= Charlie Parlato =

American musician (1919–2007)

Charles Parlato (February 16, 1919 – September 8, 2007) was an American musician who performed with the Lawrence Welk orchestra. His instrument was the trumpet.

== Bio ==
Born and raised in Fredonia, New York, Charlie studied music at Ithaca Conservatory before moving to Los Angeles in 1942 to pursue a career in showbiz. He performed with the David Rose and Kay Kyser bands as well with artists such as Tennessee Ernie Ford (TV show, "Sixteen Tons"), Red Skelton, Sam Cooke ("You Send Me"), Dinah Shore, Bing Crosby, Ernie Kovacs and Andy Williams. He also appeared in a non-speaking role in the 1952 movie Meet Danny Wilson.

During his time with Kay Kyser, Parlato was a member of The Campus Kids vocal group. Another member of the group – Judd Conlon – formed a new group called The Rhythmaires in 1947 and Parlato joined this. The Rhythmaires worked with Bing Crosby for almost ten years.

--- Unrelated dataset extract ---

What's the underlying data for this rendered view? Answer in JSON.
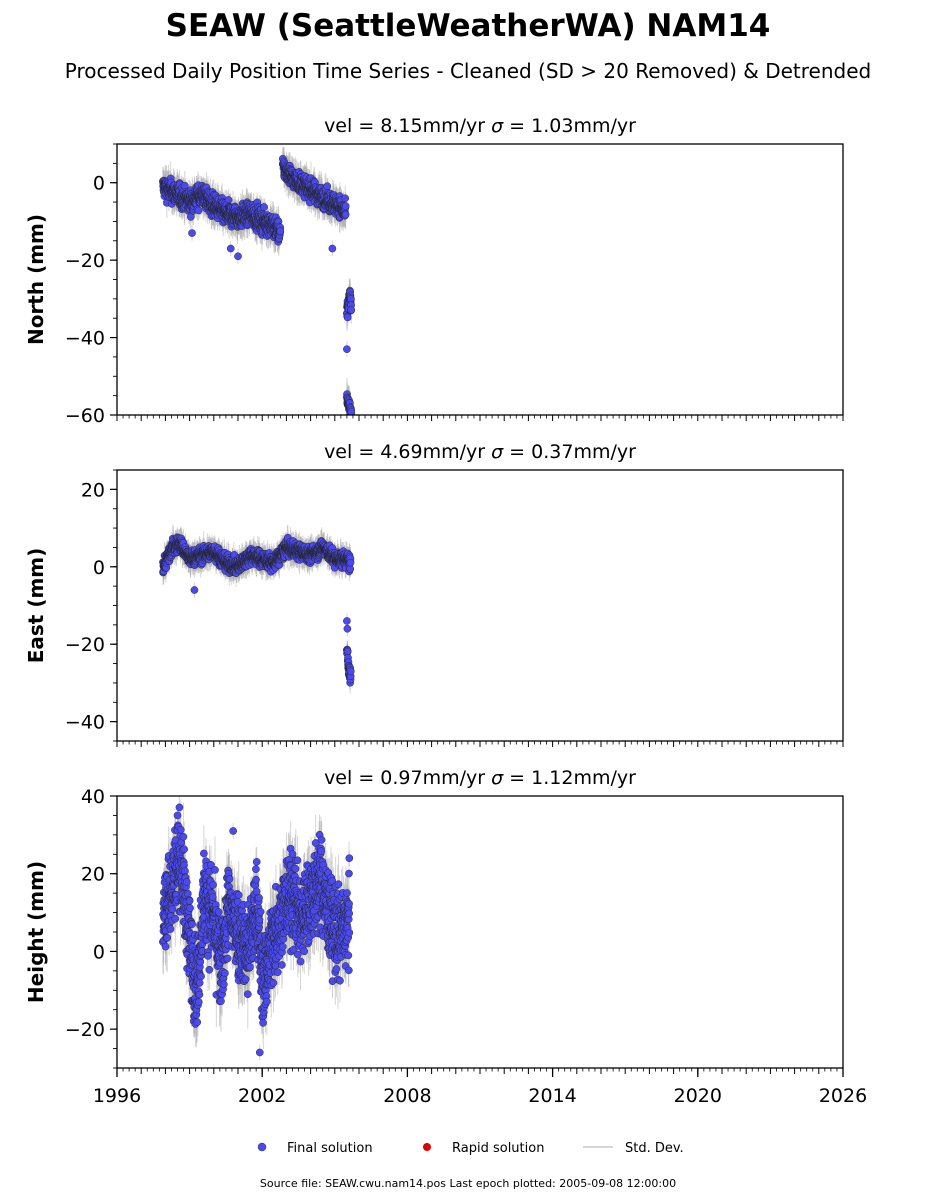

Parlato joined the Welk orchestra in 1962 as a trumpet player, he also was a regular on Welk's television show playing not just in the band, but also as a vocalist in choral numbers and was able to feature his comedic talents in the show's novelty numbers as well.

He died from natural causes in 2007 at the age of 88, and is survived by his wife Margaret and their five children and several grandchildren.

Charlie's granddaughter, Gretchen Parlato is an accomplished jazz vocalist and composer, three time Grammy nominee and 2004 winner of the Thelonious Monk International Jazz Vocals Competition.